DC Comics has used its deep multiverse to introduce queer and gender-swapped variants of longtime characters like Superman (Jon Kent), Green Lantern (Sojourner Mullein), Aquaman (Jackson Hyde), and the Flash (Jess Chambers), as well as introducing new LGBTQ+ characters like Galaxy, Xanthe Zhou, and Circuit Breaker.
Additionally, DC Comics’ multiverse sometimes results in different individuals assuming the same superhero identities on different timelines or universes, such as when Damien Wayne and Tim Drake both fight crime as Batman’s sidekick, Robin.
If young readers and free-speech advocates are holding out for a hero, DC Comics, one of the United States’ oldest and largest comic book publishers, might just be the streetwise Hercules they need.

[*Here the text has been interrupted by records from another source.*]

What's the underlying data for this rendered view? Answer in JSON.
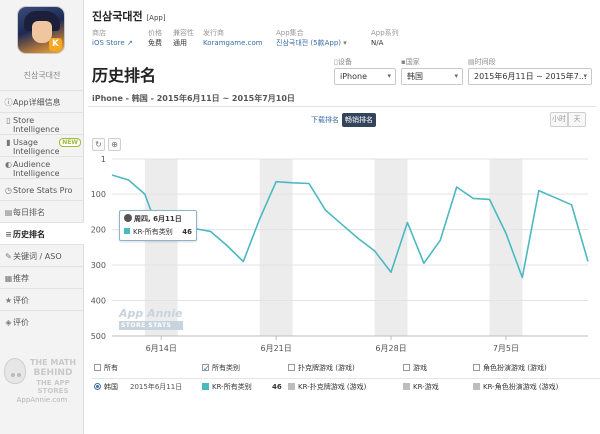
{
  "app": {
    "name": "진삼국대전",
    "tag": "[App]",
    "sidebar_name": "진삼국대전",
    "store_label": "商店",
    "store_value": "iOS Store",
    "price_label": "价格",
    "price_value": "免费",
    "compat_label": "兼容性",
    "compat_value": "通用",
    "publisher_label": "发行商",
    "publisher_value": "Koramgame.com",
    "collection_label": "App集合",
    "collection_value": "진삼국대전 (5款App)",
    "series_label": "App系列",
    "series_value": "N/A"
  },
  "sidebar": {
    "items": [
      {
        "icon": "info-icon",
        "glyph": "ⓘ",
        "label": "App详细信息"
      },
      {
        "icon": "store-intelligence-icon",
        "glyph": "▯",
        "label": "Store Intelligence"
      },
      {
        "icon": "usage-intelligence-icon",
        "glyph": "▮",
        "label": "Usage Intelligence",
        "badge": "NEW"
      },
      {
        "icon": "audience-intelligence-icon",
        "glyph": "◐",
        "label": "Audience Intelligence"
      },
      {
        "icon": "clock-icon",
        "glyph": "◷",
        "label": "Store Stats Pro"
      },
      {
        "icon": "calendar-icon",
        "glyph": "▤",
        "label": "每日排名"
      },
      {
        "icon": "ranking-icon",
        "glyph": "≡",
        "label": "历史排名"
      },
      {
        "icon": "keyword-icon",
        "glyph": "✎",
        "label": "关键词 / ASO"
      },
      {
        "icon": "featured-icon",
        "glyph": "▦",
        "label": "推荐"
      },
      {
        "icon": "star-icon",
        "glyph": "★",
        "label": "评价"
      },
      {
        "icon": "comment-icon",
        "glyph": "◈",
        "label": "评价"
      }
    ],
    "mascot": {
      "line1": "THE MATH",
      "line2": "BEHIND",
      "line3": "THE APP STORES",
      "site": "AppAnnie.com"
    }
  },
  "page": {
    "title": "历史排名",
    "subtitle": "iPhone - 韩国 - 2015年6月11日 ~ 2015年7月10日"
  },
  "filters": {
    "device_label": "设备",
    "device_value": "iPhone",
    "country_label": "国家",
    "country_value": "韩国",
    "period_label": "时间段",
    "period_value": "2015年6月11日 ~ 2015年7..."
  },
  "rank_tabs": {
    "download": "下载排名",
    "grossing": "畅销排名"
  },
  "period_buttons": {
    "day": "小时",
    "week": "天"
  },
  "tools": {
    "reset": "↻",
    "zoom": "🔍"
  },
  "watermark": {
    "brand": "App Annie",
    "sub": "STORE STATS"
  },
  "tooltip": {
    "date": "周四, 6月11日",
    "series": "KR-所有类别",
    "value": "46"
  },
  "legend": {
    "headers": {
      "all": "所有",
      "all_categories": "所有类别",
      "poker": "扑克牌游戏 (游戏)",
      "games": "游戏",
      "rpg": "角色扮演游戏 (游戏)"
    },
    "row": {
      "country": "韩国",
      "date": "2015年6月11日",
      "s1_name": "KR-所有类别",
      "s1_value": "46",
      "s2_name": "KR-扑克牌游戏 (游戏)",
      "s3_name": "KR-游戏",
      "s4_name": "KR-角色扮演游戏 (游戏)"
    }
  },
  "colors": {
    "series": "#4bb8c2",
    "accent": "#33445c",
    "link": "#3a6ea5",
    "band": "#ececec"
  },
  "chart_data": {
    "type": "line",
    "y_inverted": true,
    "ylim": [
      1,
      500
    ],
    "yticks": [
      1,
      100,
      200,
      300,
      400,
      500
    ],
    "x_tick_labels": [
      "6月14日",
      "6月21日",
      "6月28日",
      "7月5日"
    ],
    "x_tick_days": [
      3,
      10,
      17,
      24
    ],
    "weekend_bands_days": [
      [
        2,
        4
      ],
      [
        9,
        11
      ],
      [
        16,
        18
      ],
      [
        23,
        25
      ]
    ],
    "x": [
      "2015-06-11",
      "2015-06-12",
      "2015-06-13",
      "2015-06-14",
      "2015-06-15",
      "2015-06-16",
      "2015-06-17",
      "2015-06-18",
      "2015-06-19",
      "2015-06-20",
      "2015-06-21",
      "2015-06-22",
      "2015-06-23",
      "2015-06-24",
      "2015-06-25",
      "2015-06-26",
      "2015-06-27",
      "2015-06-28",
      "2015-06-29",
      "2015-06-30",
      "2015-07-01",
      "2015-07-02",
      "2015-07-03",
      "2015-07-04",
      "2015-07-05",
      "2015-07-06",
      "2015-07-07",
      "2015-07-08",
      "2015-07-09",
      "2015-07-10"
    ],
    "series": [
      {
        "name": "KR-所有类别",
        "values": [
          46,
          60,
          100,
          225,
          198,
          197,
          205,
          245,
          290,
          170,
          65,
          68,
          70,
          145,
          185,
          225,
          260,
          320,
          180,
          295,
          230,
          80,
          112,
          115,
          210,
          335,
          90,
          110,
          130,
          290
        ]
      }
    ]
  }
}
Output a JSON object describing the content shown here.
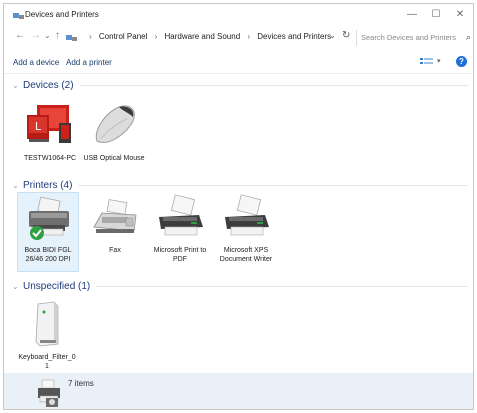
{
  "window": {
    "title": "Devices and Printers",
    "controls": {
      "minimize": "—",
      "maximize": "☐",
      "close": "✕"
    }
  },
  "address": {
    "crumbs": [
      "Control Panel",
      "Hardware and Sound",
      "Devices and Printers"
    ],
    "separator": "›",
    "dropdown": "⌄",
    "refresh": "↻",
    "search_placeholder": "Search Devices and Printers",
    "search_icon": "⌕"
  },
  "nav": {
    "back": "←",
    "forward": "→",
    "recent": "⌄",
    "up": "↑"
  },
  "commands": {
    "add_device": "Add a device",
    "add_printer": "Add a printer",
    "view_drop": "▾",
    "help": "?"
  },
  "groups": {
    "devices": {
      "title": "Devices (2)",
      "items": [
        {
          "label": "TESTW1064-PC",
          "icon": "computer-icon"
        },
        {
          "label": "USB Optical Mouse",
          "icon": "mouse-icon"
        }
      ]
    },
    "printers": {
      "title": "Printers (4)",
      "items": [
        {
          "label": "Boca BIDI FGL 26/46 200 DPI",
          "icon": "printer-default-icon"
        },
        {
          "label": "Fax",
          "icon": "fax-icon"
        },
        {
          "label": "Microsoft Print to PDF",
          "icon": "printer-icon"
        },
        {
          "label": "Microsoft XPS Document Writer",
          "icon": "printer-icon"
        }
      ]
    },
    "unspecified": {
      "title": "Unspecified (1)",
      "items": [
        {
          "label": "Keyboard_Filter_0 1",
          "icon": "unspecified-device-icon"
        }
      ]
    }
  },
  "group_chevron": "⌄",
  "status": {
    "text": "7 items"
  },
  "colors": {
    "accent": "#1e6fd6",
    "group_title": "#1e3a7a",
    "status_bg": "#e9f0f8",
    "default_badge": "#2ea043"
  }
}
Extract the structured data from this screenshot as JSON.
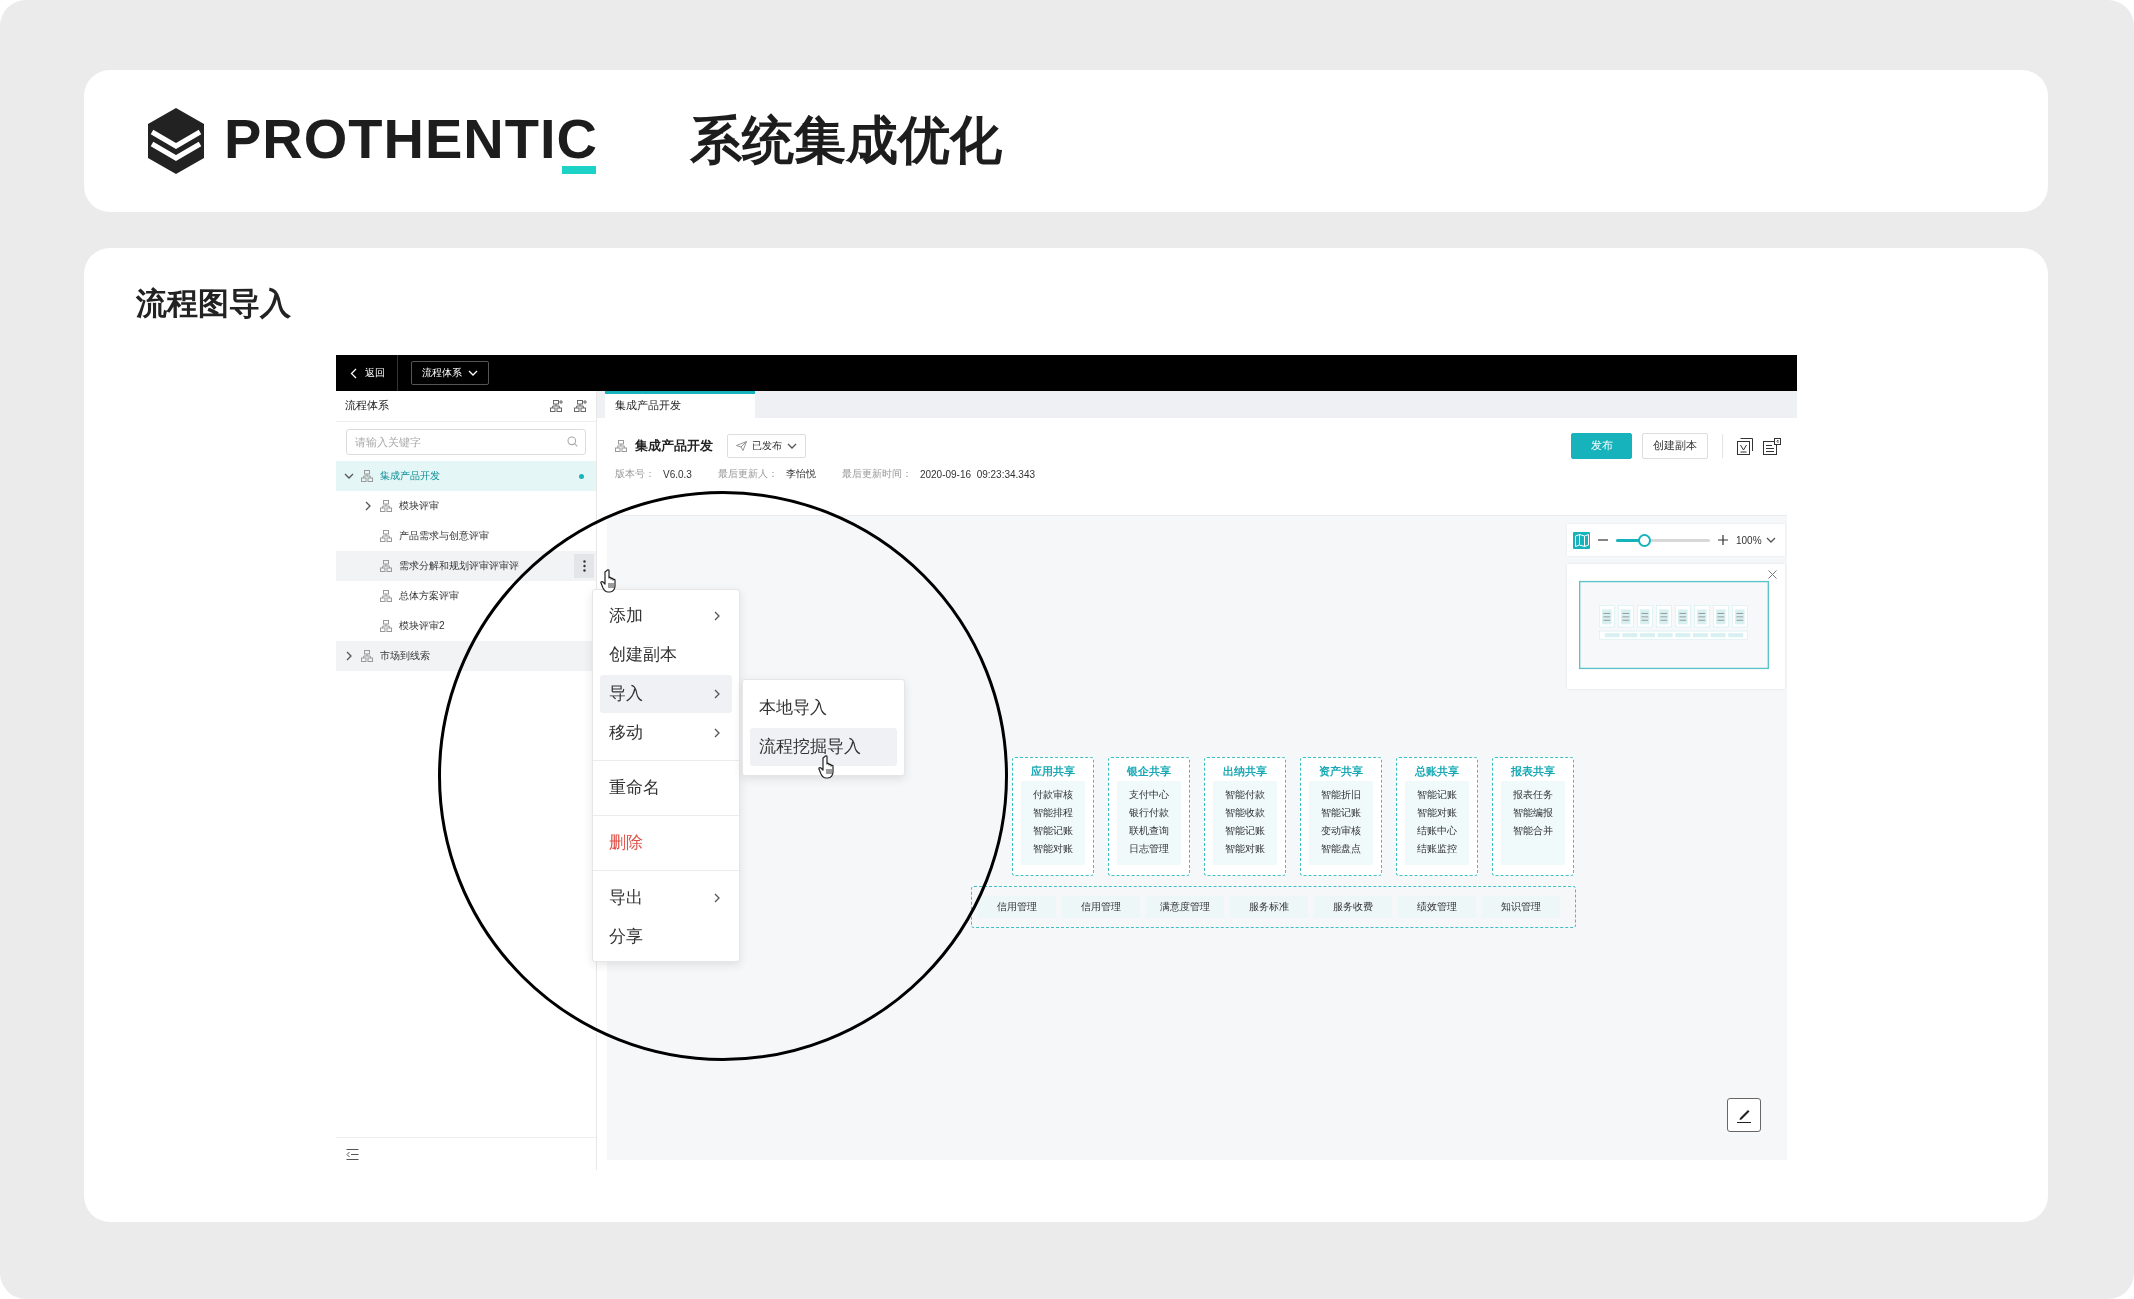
{
  "header": {
    "logo_text": "PROTHENTIC",
    "title": "系统集成优化"
  },
  "section": {
    "title": "流程图导入"
  },
  "app": {
    "top_bar": {
      "back": "返回",
      "dropdown": "流程体系"
    },
    "sidebar": {
      "title": "流程体系",
      "search": {
        "placeholder": "请输入关键字"
      },
      "tree": [
        {
          "label": "集成产品开发",
          "expanded": true,
          "selected": true,
          "hovered": false,
          "dot": true,
          "menu_open": false,
          "children": [
            {
              "label": "模块评审",
              "expanded": false,
              "selected": false,
              "hovered": false,
              "dot": false,
              "menu_open": false
            },
            {
              "label": "产品需求与创意评审",
              "selected": false,
              "hovered": false,
              "dot": false,
              "menu_open": false
            },
            {
              "label": "需求分解和规划评审评审评",
              "selected": false,
              "hovered": true,
              "dot": false,
              "menu_open": true
            },
            {
              "label": "总体方案评审",
              "selected": false,
              "hovered": false,
              "dot": false,
              "menu_open": false
            },
            {
              "label": "模块评审2",
              "selected": false,
              "hovered": false,
              "dot": false,
              "menu_open": false
            }
          ]
        },
        {
          "label": "市场到线索",
          "expanded": false,
          "selected": false,
          "hovered": true,
          "dot": false,
          "menu_open": false
        }
      ]
    },
    "tabs": [
      {
        "label": "集成产品开发",
        "selected": true
      }
    ],
    "document": {
      "title": "集成产品开发",
      "status": "已发布",
      "meta": [
        {
          "label": "版本号：",
          "value": "V6.0.3"
        },
        {
          "label": "最后更新人：",
          "value": "李怡悦"
        },
        {
          "label": "最后更新时间：",
          "value": "2020-09-16  09:23:34.343"
        }
      ],
      "buttons": [
        {
          "label": "发布",
          "primary": true
        },
        {
          "label": "创建副本",
          "primary": false
        }
      ]
    },
    "zoom": {
      "level": 0.3,
      "value": "100%"
    },
    "diagram": {
      "groups": [
        {
          "title": "应用共享",
          "items": [
            "付款审核",
            "智能排程",
            "智能记账",
            "智能对账"
          ]
        },
        {
          "title": "银企共享",
          "items": [
            "支付中心",
            "银行付款",
            "联机查询",
            "日志管理"
          ]
        },
        {
          "title": "出纳共享",
          "items": [
            "智能付款",
            "智能收款",
            "智能记账",
            "智能对账"
          ]
        },
        {
          "title": "资产共享",
          "items": [
            "智能折旧",
            "智能记账",
            "变动审核",
            "智能盘点"
          ]
        },
        {
          "title": "总账共享",
          "items": [
            "智能记账",
            "智能对账",
            "结账中心",
            "结账监控"
          ]
        },
        {
          "title": "报表共享",
          "items": [
            "报表任务",
            "智能编报",
            "智能合并"
          ]
        }
      ],
      "bottom": [
        "信用管理",
        "信用管理",
        "满意度管理",
        "服务标准",
        "服务收费",
        "绩效管理",
        "知识管理"
      ]
    },
    "context_menu": {
      "items": [
        {
          "kind": "item",
          "label": "添加",
          "submenu": true,
          "selected": false,
          "danger": false
        },
        {
          "kind": "item",
          "label": "创建副本",
          "submenu": false,
          "selected": false,
          "danger": false
        },
        {
          "kind": "item",
          "label": "导入",
          "submenu": true,
          "selected": true,
          "danger": false
        },
        {
          "kind": "item",
          "label": "移动",
          "submenu": true,
          "selected": false,
          "danger": false
        },
        {
          "kind": "divider"
        },
        {
          "kind": "item",
          "label": "重命名",
          "submenu": false,
          "selected": false,
          "danger": false
        },
        {
          "kind": "divider"
        },
        {
          "kind": "item",
          "label": "删除",
          "submenu": false,
          "selected": false,
          "danger": true
        },
        {
          "kind": "divider"
        },
        {
          "kind": "item",
          "label": "导出",
          "submenu": true,
          "selected": false,
          "danger": false
        },
        {
          "kind": "item",
          "label": "分享",
          "submenu": false,
          "selected": false,
          "danger": false
        }
      ]
    },
    "submenu": {
      "items": [
        {
          "label": "本地导入",
          "selected": false
        },
        {
          "label": "流程挖掘导入",
          "selected": true
        }
      ]
    }
  }
}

In the past year, the powerhouse publisher behind such iconic heroes as Superman, Batman, and Wonder Woman has quietly stood behind and even increased its LGBTQ content.
DC Comics’ continued production of queer content feels especially important in an era when several large corporations have reconsidered (or outright scaled back) their outward commitments to LGBTQ communities in response to conservative boycotts and some media pressure.